Он как-то повел бровями и зажмурился, будто в смущении. Неужели он в чем-то еще способен передо мной стесняться? Приходится признавать собственное упущение.

 

 - Я всегда так стыдился своих рук – они мне казались мужицкими, неизящными.

 

- Друг мой, - я очень старалась не сбиться на назидательный тон или, чего хуже, не сорваться голосом. – Я знаю, что ты все забудешь. Но просто прими это, как свою собственную мысль, быть может, она с тобой останется – у тебя прекрасные руки. Самые чудные на свете - добавлю уже от себя.

 

Я стала целовать уголок каждого ногтя, но скоро сбилась и уткнулась в его ладонь, даже в этом жесте расслышав призвук какой-то опустошенности.





 

- Как я смогу забыть тебя? Ты же моя плоть и кровь, - будто даже чуть оскорбившись, повернулся он лицом ко мне.

 

Я хотела было пожурить его за патетику, но поняла, что стоит сделать скидку лет на сто пятьдесят. И доля правды в этих словах определенно была: чем я занимаюсь все это время, как ни попытками вжиться, врасти в его телесную память? Разум и воображение были бессильны перед законом временных поясов, но не готовы принять его сухую, логичную жестокость. Оттого в каждом моем движении плескалась надежда оставить какой-то след  в его чувственном опыте. И я полагалась на него, как на самое неопровержимое свидетельство свершающейся близости.

 

Редкие раскаты мотоциклетных моторов, собачьи переговоры и отголоски ночных прогулок дробили тяготеющий воздух, заключенный в комнате.
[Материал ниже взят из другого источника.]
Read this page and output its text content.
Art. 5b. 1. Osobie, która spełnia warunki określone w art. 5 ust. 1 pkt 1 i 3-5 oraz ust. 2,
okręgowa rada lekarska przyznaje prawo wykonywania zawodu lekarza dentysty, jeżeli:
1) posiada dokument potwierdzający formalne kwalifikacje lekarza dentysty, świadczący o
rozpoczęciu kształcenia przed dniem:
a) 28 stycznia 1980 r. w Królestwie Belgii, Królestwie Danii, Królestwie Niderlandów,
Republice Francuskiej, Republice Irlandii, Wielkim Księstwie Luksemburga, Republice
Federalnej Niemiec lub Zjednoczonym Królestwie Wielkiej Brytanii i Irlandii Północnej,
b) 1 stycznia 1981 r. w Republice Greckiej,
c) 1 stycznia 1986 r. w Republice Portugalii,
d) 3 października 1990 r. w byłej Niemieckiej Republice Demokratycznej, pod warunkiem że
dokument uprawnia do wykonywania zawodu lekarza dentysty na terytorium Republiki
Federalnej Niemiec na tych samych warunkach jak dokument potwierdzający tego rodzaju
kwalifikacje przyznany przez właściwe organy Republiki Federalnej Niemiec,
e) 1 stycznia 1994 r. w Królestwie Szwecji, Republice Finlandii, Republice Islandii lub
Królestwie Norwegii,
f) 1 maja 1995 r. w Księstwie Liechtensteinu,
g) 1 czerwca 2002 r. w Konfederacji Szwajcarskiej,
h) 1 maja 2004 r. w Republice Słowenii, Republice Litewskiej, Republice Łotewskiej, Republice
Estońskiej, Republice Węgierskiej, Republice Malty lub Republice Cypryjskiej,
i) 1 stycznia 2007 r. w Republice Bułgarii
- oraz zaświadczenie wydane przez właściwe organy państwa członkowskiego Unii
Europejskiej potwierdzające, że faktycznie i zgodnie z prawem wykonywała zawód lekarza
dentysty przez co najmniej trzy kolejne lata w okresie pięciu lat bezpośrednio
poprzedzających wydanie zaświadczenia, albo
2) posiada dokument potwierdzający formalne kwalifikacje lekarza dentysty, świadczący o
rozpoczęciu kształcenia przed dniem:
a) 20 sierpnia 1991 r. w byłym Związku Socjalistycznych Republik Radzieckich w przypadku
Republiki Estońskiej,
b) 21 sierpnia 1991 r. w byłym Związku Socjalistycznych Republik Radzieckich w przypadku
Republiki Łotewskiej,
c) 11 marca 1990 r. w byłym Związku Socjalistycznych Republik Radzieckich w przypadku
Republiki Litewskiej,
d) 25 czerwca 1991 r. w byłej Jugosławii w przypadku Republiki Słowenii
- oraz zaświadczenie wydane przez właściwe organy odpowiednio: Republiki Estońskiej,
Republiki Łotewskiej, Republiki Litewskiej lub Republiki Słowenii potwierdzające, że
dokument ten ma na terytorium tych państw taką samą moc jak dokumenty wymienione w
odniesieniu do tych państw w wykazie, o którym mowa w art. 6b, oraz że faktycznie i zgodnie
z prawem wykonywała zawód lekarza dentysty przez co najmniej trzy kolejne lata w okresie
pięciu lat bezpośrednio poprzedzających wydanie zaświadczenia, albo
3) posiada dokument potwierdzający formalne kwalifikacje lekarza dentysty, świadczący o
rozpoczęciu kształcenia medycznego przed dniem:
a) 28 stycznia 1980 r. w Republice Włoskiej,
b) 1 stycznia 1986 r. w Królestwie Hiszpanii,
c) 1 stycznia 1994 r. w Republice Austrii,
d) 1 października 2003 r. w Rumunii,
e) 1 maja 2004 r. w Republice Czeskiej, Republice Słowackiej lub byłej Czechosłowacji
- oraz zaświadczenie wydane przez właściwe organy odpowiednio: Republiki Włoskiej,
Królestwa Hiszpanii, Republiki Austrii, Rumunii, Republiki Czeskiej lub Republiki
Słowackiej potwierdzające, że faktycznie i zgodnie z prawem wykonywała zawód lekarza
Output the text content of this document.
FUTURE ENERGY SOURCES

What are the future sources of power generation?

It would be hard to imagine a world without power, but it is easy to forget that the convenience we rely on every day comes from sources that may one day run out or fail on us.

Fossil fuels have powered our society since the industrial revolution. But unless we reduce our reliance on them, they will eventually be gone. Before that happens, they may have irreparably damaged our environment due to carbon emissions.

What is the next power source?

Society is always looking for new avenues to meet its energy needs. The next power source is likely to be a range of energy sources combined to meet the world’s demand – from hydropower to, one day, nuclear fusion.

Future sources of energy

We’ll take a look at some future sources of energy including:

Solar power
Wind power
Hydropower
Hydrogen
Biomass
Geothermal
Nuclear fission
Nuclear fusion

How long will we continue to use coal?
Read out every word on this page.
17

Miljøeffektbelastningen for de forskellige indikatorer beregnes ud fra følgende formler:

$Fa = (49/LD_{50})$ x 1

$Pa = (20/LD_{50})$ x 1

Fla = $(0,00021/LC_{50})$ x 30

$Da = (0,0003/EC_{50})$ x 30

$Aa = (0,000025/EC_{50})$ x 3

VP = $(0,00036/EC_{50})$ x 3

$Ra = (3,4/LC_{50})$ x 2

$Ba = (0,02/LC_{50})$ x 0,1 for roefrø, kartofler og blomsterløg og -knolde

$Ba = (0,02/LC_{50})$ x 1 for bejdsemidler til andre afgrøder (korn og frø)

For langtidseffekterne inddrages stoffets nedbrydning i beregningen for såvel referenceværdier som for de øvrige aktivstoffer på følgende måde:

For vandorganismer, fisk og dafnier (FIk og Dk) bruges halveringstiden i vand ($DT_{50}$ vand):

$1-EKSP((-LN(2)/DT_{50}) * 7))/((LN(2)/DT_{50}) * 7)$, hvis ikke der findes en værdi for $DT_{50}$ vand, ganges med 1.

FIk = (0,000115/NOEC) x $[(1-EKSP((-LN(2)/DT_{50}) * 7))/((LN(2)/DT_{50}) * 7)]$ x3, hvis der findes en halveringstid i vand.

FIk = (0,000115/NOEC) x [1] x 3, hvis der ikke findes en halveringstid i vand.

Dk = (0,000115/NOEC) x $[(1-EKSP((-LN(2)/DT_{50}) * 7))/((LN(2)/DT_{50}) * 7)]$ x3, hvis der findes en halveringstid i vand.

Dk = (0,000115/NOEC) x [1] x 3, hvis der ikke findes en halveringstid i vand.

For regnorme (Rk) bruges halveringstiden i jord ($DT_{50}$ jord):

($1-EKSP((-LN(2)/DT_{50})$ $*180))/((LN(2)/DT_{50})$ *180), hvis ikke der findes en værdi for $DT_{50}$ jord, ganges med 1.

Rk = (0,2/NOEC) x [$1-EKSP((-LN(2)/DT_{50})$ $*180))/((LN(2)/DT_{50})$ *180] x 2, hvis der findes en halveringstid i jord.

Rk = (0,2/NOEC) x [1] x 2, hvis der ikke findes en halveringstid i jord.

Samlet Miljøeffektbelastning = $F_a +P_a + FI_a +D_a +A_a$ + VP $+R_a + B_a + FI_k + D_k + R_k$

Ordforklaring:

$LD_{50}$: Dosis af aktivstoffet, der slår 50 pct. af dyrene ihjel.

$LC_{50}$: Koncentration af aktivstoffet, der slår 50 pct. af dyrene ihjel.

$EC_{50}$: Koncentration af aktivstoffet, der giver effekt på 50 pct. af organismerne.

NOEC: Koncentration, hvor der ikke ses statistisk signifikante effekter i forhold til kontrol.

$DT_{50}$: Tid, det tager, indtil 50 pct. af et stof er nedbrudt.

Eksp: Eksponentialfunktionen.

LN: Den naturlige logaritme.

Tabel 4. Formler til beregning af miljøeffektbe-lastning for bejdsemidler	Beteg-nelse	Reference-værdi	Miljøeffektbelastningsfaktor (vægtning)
Поднебесная жизнь с ее равнодушно негаснущими огнями держала в ровном уверенье, что до рассвета еще далеко. Железная дорога молчала, все вернее оставляя неразгаданной тайной один прозвучавший гудок, и в ее опустелом недалеком сне была снисходительная, милосердная красота.

 

***

 

Я шла вдоль поезда «Красная стрела» и думала, что от этой истории мне остается высокопарная метафора, как в прошлой жизни была «площадь цвета боли». Да, только таким, снижающим и сметающим все образом мысли можно было преодолеть эти несколько десятков шагов. Я не стала заходить в поезд, не смогла бы достойно выслушать, как провожающих просят выйти из вагонов. Он был будто не цельный, как всегда, а кем-то сложенный – так, что не отличишь, за вычетом ровного теплого сияния. Его словно выключили, оставив уголки губ и глаз просто следами прожитых лет на лице. Меня это напугало до сжатого стона, но стоило задуматься, что так, наверное, он справляется с происходящим. Он же вчера дал мне понять, как принимает и ценит мой способ. Со взглядом он ничего не смог сделать, он был прежним, забирающим полностью и возвращающим меня мной. Он сказал, что обрел со мной дом и теперь будет полагать все силы на то, чтобы отстраивать его внутри себя.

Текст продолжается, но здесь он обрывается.